À la mi-décembre, après des semaines en mer, les bateaux ont commencé à prendre l'eau, de plus en plus de baleines ont menacé les hommes la nuit, et en janvier, les rations dérisoires ont commencé à faire des ravages. Sur le bateau de Chase, un homme est devenu fou, s'est levé et a demandé une serviette pour dîner et de l'eau, puis est tombé dans «les plus horribles et les plus terribles convulsions» avant de périr le lendemain matin. «L’humanité doit frémir à l’affreuse récitation» de ce qui allait suivre, écrivait Chase. L'équipage «a séparé les membres de son corps et a coupé toute la chair des os; après quoi, nous avons ouvert le corps, sorti le cœur, puis refermé - cousu aussi décemment que possible et remis à la mer. »Ils ont ensuite rôti les organes de l'homme sur une pierre plate et les ont mangés.

Au cours de la semaine à venir, trois autres marins sont morts et leurs corps ont été cuits et mangés. Un bateau a disparu, puis les bateaux de Chase et de Pollard se sont perdus de vue. Les rations de chair humaine n'ont pas duré longtemps, et plus les survivantes mangeaient, plus elles avaient faim. Sur les deux bateaux, les hommes sont devenus trop faibles pour parler. Les quatre hommes sur le bateau de Pollard ont estimé que sans nourriture, ils mourraient. Le 6 février 1821 - neuf semaines après avoir fait ses adieux à l' Essex - Charles Ramsdell, un adolescent, leur proposa de tirer au sort pour déterminer qui serait prochainement consommé. C’était la coutume de la mer, qui remonte, du moins à titre d'exemple, à la première moitié du XVIIe siècle. Les hommes à bord du bateau de Pollard ont accepté la suggestion de Ramsdell et le sort est tombé sur le jeune Owen Coffin, le premier cousin du capitaine.

Pollard avait promis à la mère du garçon qu'il veillerait sur lui. "Mon garçon, mon garçon!" Cria maintenant le capitaine, "si vous n'aimez pas votre sort, je tirerai sur le premier homme qui vous touchera." Pollard proposa même de remplacer le garçon, mais Coffin n'en voudrait pas. de cela. «J'aime ça aussi bien que les autres», a-t-il déclaré.

Ramsdell a tiré le sort qui l'obligeait à tirer sur son ami. Il a fait une longue pause.

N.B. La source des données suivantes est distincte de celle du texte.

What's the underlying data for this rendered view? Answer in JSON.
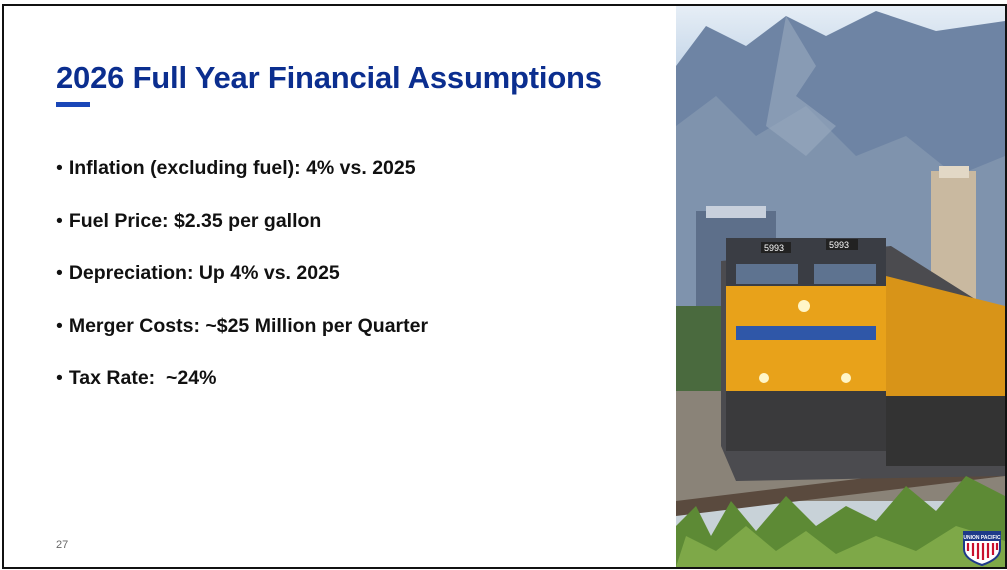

Mais Coffin posa sa tête sur le plat-bord du bateau et Ramsdell appuya sur la gâchette.

Pollard dira: «Il a bientôt été envoyé et il ne reste plus rien de lui."

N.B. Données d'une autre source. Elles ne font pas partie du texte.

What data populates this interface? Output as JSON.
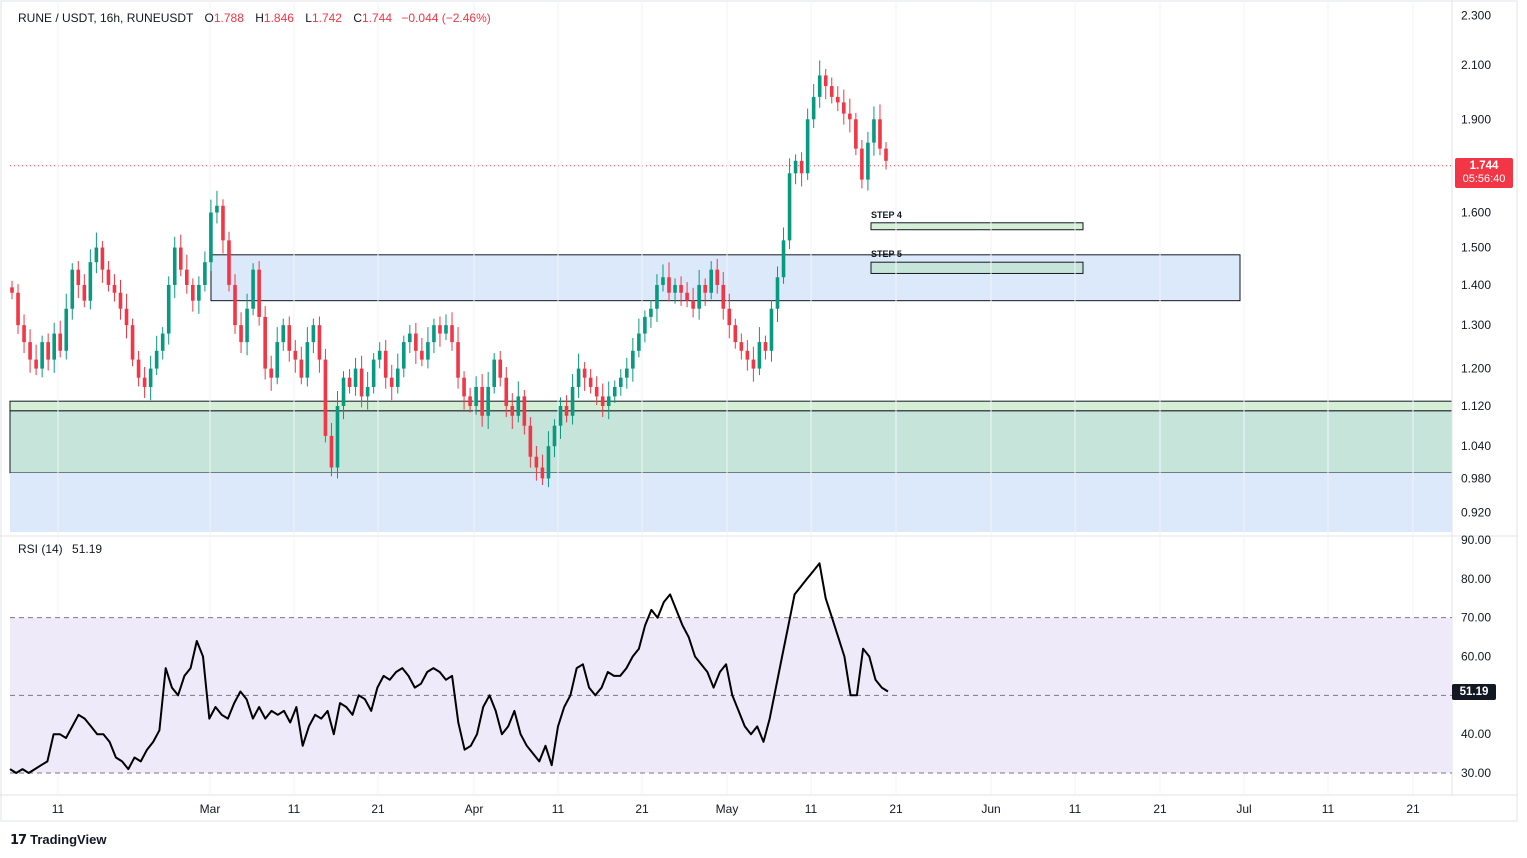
{
  "header": {
    "symbol": "RUNE / USDT, 16h, RUNEUSDT",
    "open_label": "O",
    "open": "1.788",
    "high_label": "H",
    "high": "1.846",
    "low_label": "L",
    "low": "1.742",
    "close_label": "C",
    "close": "1.744",
    "change": "−0.044 (−2.46%)"
  },
  "price_badge": {
    "price": "1.744",
    "countdown": "05:56:40"
  },
  "rsi": {
    "label": "RSI (14)",
    "value": "51.19"
  },
  "brand": "TradingView",
  "colors": {
    "up": "#089981",
    "down": "#f23645",
    "rsi_line": "#000000",
    "blue_zone": "#dbe9fb",
    "green_zone": "#c6e4d9",
    "rsi_band": "#efeafa"
  },
  "chart_data": [
    {
      "type": "candlestick",
      "title": "RUNE / USDT, 16h, RUNEUSDT",
      "price_scale_ticks": [
        "2.300",
        "2.100",
        "1.900",
        "1.600",
        "1.500",
        "1.400",
        "1.300",
        "1.200",
        "1.120",
        "1.040",
        "0.980",
        "0.920"
      ],
      "time_ticks": [
        "11",
        "Mar",
        "11",
        "21",
        "Apr",
        "11",
        "21",
        "May",
        "11",
        "21",
        "Jun",
        "11",
        "21",
        "Jul",
        "11",
        "21"
      ],
      "scale": "log",
      "last_price": 1.744,
      "zones": [
        {
          "label": "",
          "from": 1.36,
          "to": 1.48,
          "color": "#dbe9fb",
          "start": "Mar",
          "end": "Jul"
        },
        {
          "label": "STEP 4",
          "from": 1.55,
          "to": 1.57,
          "color": "#d5eed6"
        },
        {
          "label": "STEP 5",
          "from": 1.43,
          "to": 1.46,
          "color": "#c6e4d9"
        },
        {
          "label": "",
          "from": 1.11,
          "to": 1.13,
          "color": "#d5eed6"
        },
        {
          "label": "",
          "from": 0.99,
          "to": 1.11,
          "color": "#c6e4d9"
        },
        {
          "label": "",
          "from": 0.9,
          "to": 0.99,
          "color": "#dbe9fb"
        }
      ],
      "closes": [
        1.38,
        1.3,
        1.26,
        1.22,
        1.2,
        1.26,
        1.22,
        1.28,
        1.24,
        1.34,
        1.44,
        1.4,
        1.36,
        1.46,
        1.5,
        1.44,
        1.4,
        1.38,
        1.34,
        1.3,
        1.22,
        1.18,
        1.16,
        1.2,
        1.24,
        1.28,
        1.4,
        1.5,
        1.44,
        1.4,
        1.36,
        1.4,
        1.46,
        1.6,
        1.62,
        1.52,
        1.4,
        1.3,
        1.26,
        1.34,
        1.44,
        1.32,
        1.2,
        1.18,
        1.26,
        1.3,
        1.24,
        1.22,
        1.18,
        1.26,
        1.3,
        1.22,
        1.06,
        1.0,
        1.12,
        1.18,
        1.16,
        1.2,
        1.14,
        1.16,
        1.22,
        1.24,
        1.18,
        1.16,
        1.2,
        1.26,
        1.28,
        1.24,
        1.22,
        1.26,
        1.3,
        1.28,
        1.3,
        1.26,
        1.18,
        1.14,
        1.12,
        1.16,
        1.1,
        1.16,
        1.22,
        1.18,
        1.12,
        1.1,
        1.14,
        1.08,
        1.02,
        1.0,
        0.98,
        1.04,
        1.08,
        1.12,
        1.1,
        1.16,
        1.2,
        1.18,
        1.16,
        1.14,
        1.12,
        1.14,
        1.16,
        1.18,
        1.2,
        1.24,
        1.28,
        1.32,
        1.34,
        1.4,
        1.42,
        1.38,
        1.4,
        1.38,
        1.36,
        1.34,
        1.4,
        1.38,
        1.44,
        1.4,
        1.34,
        1.3,
        1.26,
        1.24,
        1.22,
        1.2,
        1.26,
        1.24,
        1.34,
        1.42,
        1.52,
        1.72,
        1.76,
        1.72,
        1.9,
        1.98,
        2.06,
        2.02,
        1.98,
        1.96,
        1.92,
        1.9,
        1.8,
        1.7,
        1.82,
        1.9,
        1.8,
        1.76
      ],
      "rsi": [
        31,
        30,
        31,
        30,
        31,
        32,
        33,
        40,
        40,
        39,
        42,
        45,
        44,
        42,
        40,
        40,
        38,
        34,
        33,
        31,
        34,
        33,
        36,
        38,
        41,
        57,
        52,
        50,
        55,
        57,
        64,
        60,
        44,
        47,
        45,
        44,
        48,
        51,
        49,
        44,
        47,
        44,
        46,
        45,
        46,
        43,
        47,
        37,
        42,
        45,
        44,
        46,
        40,
        48,
        47,
        45,
        50,
        49,
        46,
        52,
        55,
        54,
        56,
        57,
        55,
        52,
        53,
        56,
        57,
        56,
        54,
        55,
        43,
        36,
        37,
        40,
        47,
        50,
        46,
        40,
        42,
        46,
        40,
        37,
        35,
        33,
        37,
        32,
        42,
        47,
        50,
        57,
        58,
        52,
        50,
        52,
        56,
        55,
        55,
        57,
        60,
        62,
        68,
        72,
        70,
        74,
        76,
        72,
        68,
        65,
        60,
        58,
        56,
        52,
        56,
        58,
        50,
        46,
        42,
        40,
        42,
        38,
        44,
        52,
        60,
        68,
        76,
        78,
        80,
        82,
        84,
        75,
        70,
        65,
        60,
        50,
        50,
        62,
        60,
        54,
        52,
        51
      ],
      "rsi_scale_ticks": [
        "90.00",
        "80.00",
        "70.00",
        "60.00",
        "40.00",
        "30.00"
      ],
      "rsi_band": [
        30,
        70
      ],
      "rsi_midline": 50,
      "rsi_last": 51.19
    }
  ]
}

Le 18 février, après 89 jours de mer, les trois derniers hommes du bateau de Chase ont aperçu une voile au loin. Après une poursuite effrénée, ils ont réussi à attraper le navire anglais Indian et ont été sauvés.

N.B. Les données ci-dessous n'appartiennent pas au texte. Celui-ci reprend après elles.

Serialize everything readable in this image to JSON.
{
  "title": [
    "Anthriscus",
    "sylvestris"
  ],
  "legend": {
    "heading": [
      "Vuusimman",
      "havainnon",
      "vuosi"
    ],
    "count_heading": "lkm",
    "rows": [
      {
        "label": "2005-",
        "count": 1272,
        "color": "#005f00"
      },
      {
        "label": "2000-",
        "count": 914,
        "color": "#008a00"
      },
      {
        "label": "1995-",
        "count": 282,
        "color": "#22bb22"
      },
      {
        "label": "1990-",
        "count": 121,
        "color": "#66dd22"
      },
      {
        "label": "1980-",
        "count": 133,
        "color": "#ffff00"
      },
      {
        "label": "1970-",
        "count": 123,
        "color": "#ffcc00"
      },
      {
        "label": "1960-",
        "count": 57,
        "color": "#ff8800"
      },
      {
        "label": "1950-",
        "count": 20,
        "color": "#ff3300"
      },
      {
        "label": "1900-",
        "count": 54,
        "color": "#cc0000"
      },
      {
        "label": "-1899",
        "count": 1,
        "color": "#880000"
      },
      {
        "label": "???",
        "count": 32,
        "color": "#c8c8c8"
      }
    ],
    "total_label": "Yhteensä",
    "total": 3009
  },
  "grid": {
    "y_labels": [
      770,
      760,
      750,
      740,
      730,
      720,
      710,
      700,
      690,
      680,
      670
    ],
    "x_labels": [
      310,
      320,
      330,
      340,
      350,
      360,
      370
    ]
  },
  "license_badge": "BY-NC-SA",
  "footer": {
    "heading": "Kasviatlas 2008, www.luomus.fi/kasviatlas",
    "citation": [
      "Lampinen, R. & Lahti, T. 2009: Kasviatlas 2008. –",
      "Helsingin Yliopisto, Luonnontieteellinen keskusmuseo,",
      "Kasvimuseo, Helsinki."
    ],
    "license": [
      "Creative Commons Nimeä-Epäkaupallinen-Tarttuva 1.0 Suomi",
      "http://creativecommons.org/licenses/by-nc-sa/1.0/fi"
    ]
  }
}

À trois cents milles, le bateau de Pollard ne transportait que son capitaine et Charles Ramsdell. Ils n'avaient que les os du dernier membre de l'équipage à périr, qu'ils avaient brisés au fond du bateau pour pouvoir manger la moelle. Au fil des jours, les deux hommes sont obsédés par les os éparpillés sur le plancher du bateau. Près d'une semaine après le sauvetage de Chase et de ses hommes, un membre de l'équipage à bord du navire américain Dauphin a aperçu le bateau de Pollard. Malheureux et confus, Pollard et Ramsdell ne se réjouirent pas de leur sauvetage, mais se tournèrent simplement vers le fond de leur bateau et fourrent des os dans leurs poches. En toute sécurité à bord du Dauphin, les deux hommes délirants ont été vus «en train de sucer les os de leurs camarades morts, qu'ils ne voulaient pas se séparer».

Les cinq survivants de l' Essex ont été réunis à Valparaiso, où ils se sont rétablis avant de repartir pour Nantucket. Comme Philbrick écrit, Pollard avait suffisamment récupéré pour se joindre à plusieurs capitaines pour le dîner et leur raconta toute l'histoire de l'épave de l' Essex et de ses trois mois navals en mer. L'un des capitaines présents est rentré dans sa chambre et a tout écrit: le récit de Pollard a été qualifié de «récit le plus pénible à ma connaissance».

Des années plus tard, le troisième bateau a été découvert sur l'île Ducie; trois squelettes étaient à bord. Miraculeusement, les trois hommes qui ont choisi de rester sur l'île Henderson ont survécu pendant près de quatre mois, principalement avec des œufs de crustacés et d'oiseaux, jusqu'à ce qu'un navire australien les sauve.

Une fois arrivés à Nantucket, les membres d'équipage survivants de l' Essex ont été accueillis, en grande partie sans jugement. Le cannibalisme, dans les circonstances les plus extrêmes, était une coutume de la mer. (Dans des incidents similaires, les survivants ont refusé de manger la chair des morts mais l'utilisaient comme appât pour les poissons. Mais Philbrick note que les hommes de l' Essex se trouvaient dans des eaux pratiquement dépourvues de vie marine à la surface.)

Le capitaine Pollard, cependant, n'était pas aussi facilement pardonné, car il avait mangé son cousin. (Un érudit a qualifié l'acte d'acte d '«inceste gastronomique».) La mère d'Owen Coffin ne pouvait pas supporter de se trouver en présence du capitaine. Une fois ses jours passés en mer, Pollard passa le reste de sa vie à Nantucket. Une fois par an, à l'anniversaire de l'épave de l' Essex, il se serait enfermé dans sa chambre et aurait jeûné en l'honneur de ses équipiers disparus.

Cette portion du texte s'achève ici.